I grab the keys from the mudroom hook and run down the stairs, flipping on lights as I go. “Chet? Chet, wake up.” I rap a knuckle on the guest room door, open it a crack. “Somebody untied the boat and set it adrift.”

His groan comes from the larger room behind me, from a lump on the far end of the couch. “Go away. It’s not morning.”

“Did you hear me? I said the boat’s loose. It’s caught in the rocks on the other side of the lake.”

The lump moves, and he lifts his head. “For real?”

“For real. Get dressed. I need you to hike around the lake and bring it back.”

“What, now?”

“Yes, now.” I toss him a sweatshirt hanging inside out over the back of the couch. “And hurry, before it gets really stuck.”

His grumbling is muffled as he pulls the hoodie over his face. “You do know it’s not actually my boat, right? If anything, you’re the one who should be traipsing through a freezing lake to bring it back, not me. I’m just the houseguest.” He shoves his feet in his jeans and hauls himself off the couch.
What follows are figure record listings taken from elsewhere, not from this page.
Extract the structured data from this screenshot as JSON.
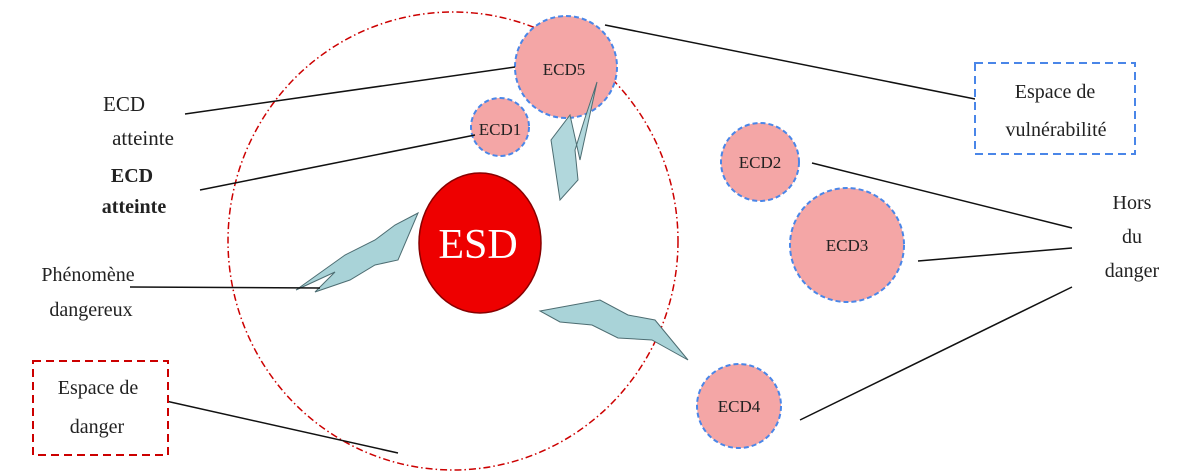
{
  "diagram": {
    "nodes": {
      "esd": "ESD",
      "ecd1": "ECD1",
      "ecd2": "ECD2",
      "ecd3": "ECD3",
      "ecd4": "ECD4",
      "ecd5": "ECD5"
    },
    "labels": {
      "ecd_atteinte_1": [
        "ECD",
        "atteinte"
      ],
      "ecd_atteinte_2": [
        "ECD",
        "atteinte"
      ],
      "phenomene": [
        "Phénomène",
        "dangereux"
      ],
      "espace_danger": [
        "Espace de",
        "danger"
      ],
      "espace_vulnerabilite": [
        "Espace de",
        "vulnérabilité"
      ],
      "hors_danger": [
        "Hors",
        "du",
        "danger"
      ]
    },
    "colors": {
      "esd_fill": "#ee0000",
      "ecd_fill": "#f4a6a6",
      "ecd_border": "#4a86e8",
      "danger_circle": "#cc0000",
      "lightning": "#a9d3d8",
      "vulnerability_box": "#4a86e8",
      "danger_box": "#cc0000"
    }
  }
}
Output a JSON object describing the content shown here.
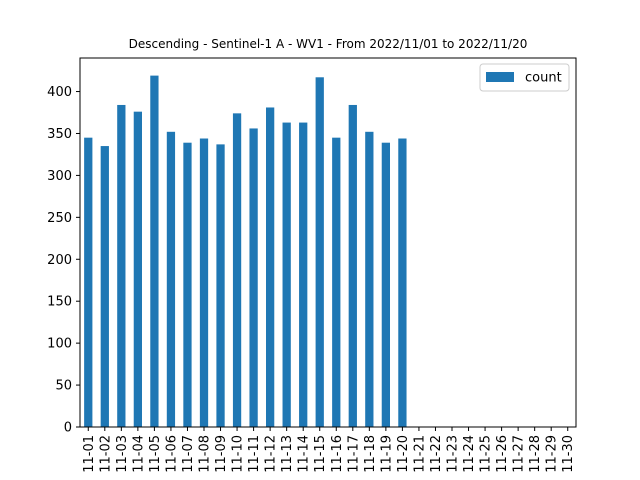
{
  "chart_data": {
    "type": "bar",
    "title": "Descending - Sentinel-1 A - WV1 - From 2022/11/01 to 2022/11/20",
    "xlabel": "",
    "ylabel": "",
    "categories": [
      "11-01",
      "11-02",
      "11-03",
      "11-04",
      "11-05",
      "11-06",
      "11-07",
      "11-08",
      "11-09",
      "11-10",
      "11-11",
      "11-12",
      "11-13",
      "11-14",
      "11-15",
      "11-16",
      "11-17",
      "11-18",
      "11-19",
      "11-20",
      "11-21",
      "11-22",
      "11-23",
      "11-24",
      "11-25",
      "11-26",
      "11-27",
      "11-28",
      "11-29",
      "11-30"
    ],
    "series": [
      {
        "name": "count",
        "color": "#1f77b4",
        "values": [
          345,
          335,
          384,
          376,
          419,
          352,
          339,
          344,
          337,
          374,
          356,
          381,
          363,
          363,
          417,
          345,
          384,
          352,
          339,
          344,
          null,
          null,
          null,
          null,
          null,
          null,
          null,
          null,
          null,
          null
        ]
      }
    ],
    "ylim": [
      0,
      440
    ],
    "yticks": [
      0,
      50,
      100,
      150,
      200,
      250,
      300,
      350,
      400
    ],
    "grid": false,
    "legend_position": "top-right"
  }
}
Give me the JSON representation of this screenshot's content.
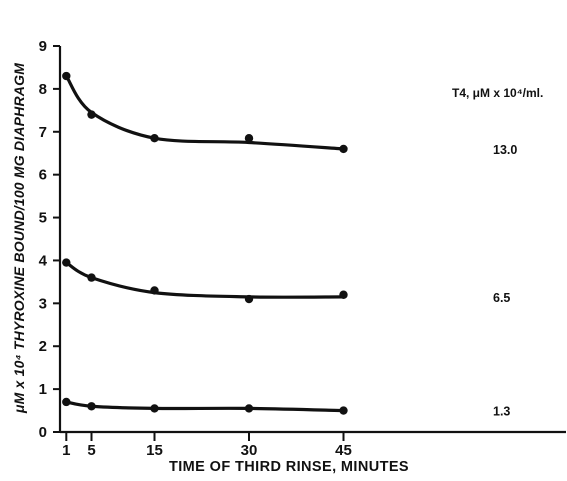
{
  "chart_data": {
    "type": "line",
    "title": "",
    "xlabel": "TIME OF THIRD RINSE, MINUTES",
    "ylabel": "μM x 10⁴ THYROXINE BOUND/100 MG DIAPHRAGM",
    "xlim": [
      0,
      55
    ],
    "ylim": [
      0,
      9
    ],
    "x_ticks": [
      1,
      5,
      15,
      30,
      45
    ],
    "y_ticks": [
      0,
      1,
      2,
      3,
      4,
      5,
      6,
      7,
      8,
      9
    ],
    "grid": false,
    "legend_title": "T4, μM x 10⁴/ml.",
    "series": [
      {
        "name": "13.0",
        "x": [
          1,
          5,
          15,
          30,
          45
        ],
        "y": [
          8.3,
          7.4,
          6.85,
          6.85,
          6.6
        ],
        "curve_y": [
          8.3,
          7.45,
          6.85,
          6.75,
          6.6
        ]
      },
      {
        "name": "6.5",
        "x": [
          1,
          5,
          15,
          30,
          45
        ],
        "y": [
          3.95,
          3.6,
          3.3,
          3.1,
          3.2
        ],
        "curve_y": [
          3.95,
          3.6,
          3.25,
          3.15,
          3.15
        ]
      },
      {
        "name": "1.3",
        "x": [
          1,
          5,
          15,
          30,
          45
        ],
        "y": [
          0.7,
          0.6,
          0.55,
          0.55,
          0.5
        ],
        "curve_y": [
          0.7,
          0.6,
          0.55,
          0.55,
          0.5
        ]
      }
    ]
  },
  "colors": {
    "ink": "#111111",
    "background": "#ffffff"
  }
}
He steps into his boots with a sigh. “You owe me for this.”

I hand him the keys, disarm the system and shove him out the door. “I love you. I’ll make it up to you. Now go.”

I head up the stairs, ticking off the incidents in my mind. The opossum. The boat. The snapped branches and planted footprints Paul told me about last night. None are exactly life-threatening, unless you happen to be an opossum. Still, it was a targeted threat, and Micah agreed. If he peeks out his back window and sees the boat, I already know what he’ll say: Batty Jax, at it again.
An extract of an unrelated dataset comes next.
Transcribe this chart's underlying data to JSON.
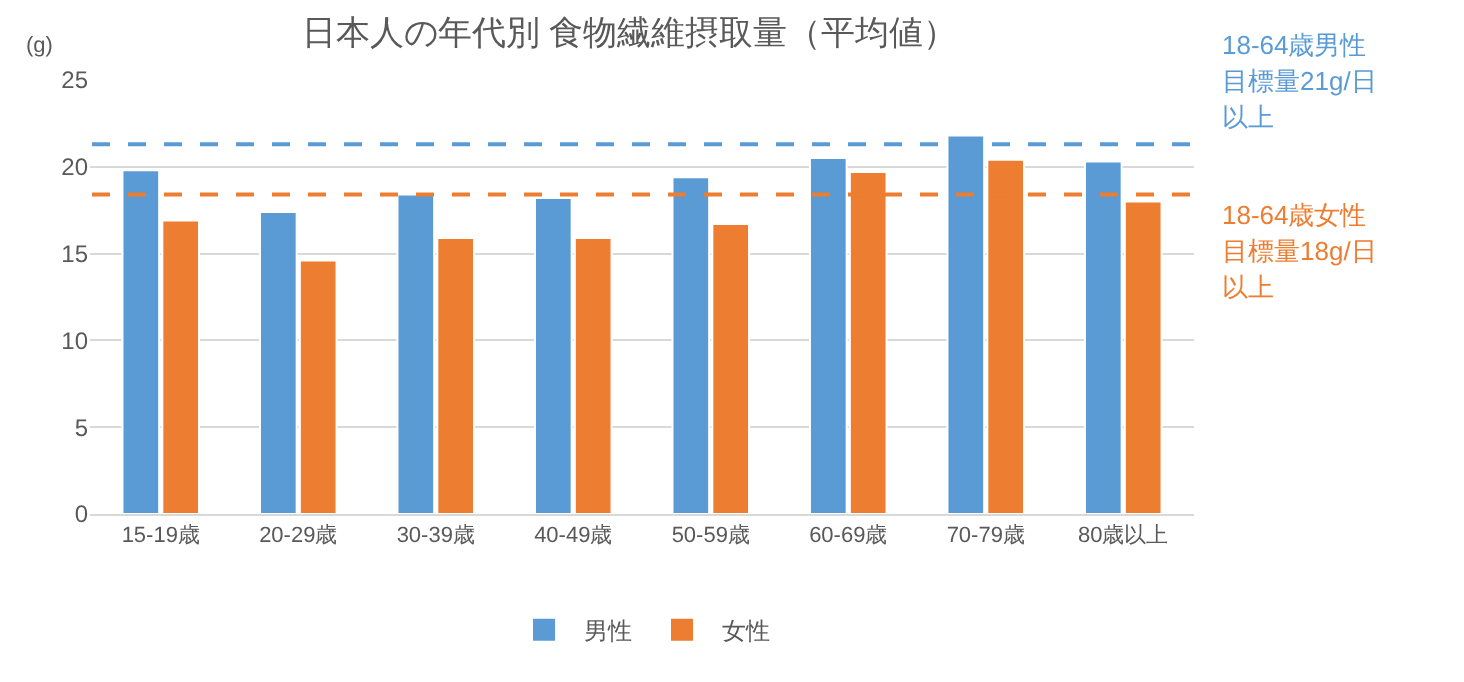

In the kitchen, I tune the television to a local channel, dropping the last bagel in the toaster on my way to the fridge. Not much there other than yesterday’s leftovers stacked in clear Tupperware containers. I’m working on a grocery list on the back of an envelope I dig from the drawer when the chief’s mountain twang, thick as paste, fills the air. My fingers freeze on the pen.

“...update on the investigation up to this point. Early Wednesday morning, November 20, at sometime before 7:00 a.m., a Lake Crosby citizen discovered the body of an adult female, floating in the waters of Lake Crosby. The police were called to the scene, as was a unit of underwater crime investigators from Asheville, divers trained in both body and evidence recovery. The body was removed, then transferred to the medical examiner at Harris Regional for autopsy and processing.”

Oof. No mention of Micah and the Lake Hunters by name, an intentional slight. I think about Micah watching on the big TV in his kitchen, and I can just about hear his fist punching through the wall.

“The ME has determined the official cause of death to be drowning, but also informed us that the victim had a contusion to the head that preceded her death. This contusion would have rendered her unconscious, and we’re working under the assumption that it was not an accident. To be clear, folks, this is a murder investigation.”

He pauses as a murmur works its way through the crowd.

“Though I appreciate the public’s need for information, I am not prepared to discuss the details of this investigation at this time. The only thing I can tell you is that we’ve identified the victim as Sienna Anne Sterling, age twenty-nine, from Westerville, Ohio. Her family has been notified, and they ask you to please give them space and privacy during this difficult time. Thank you.”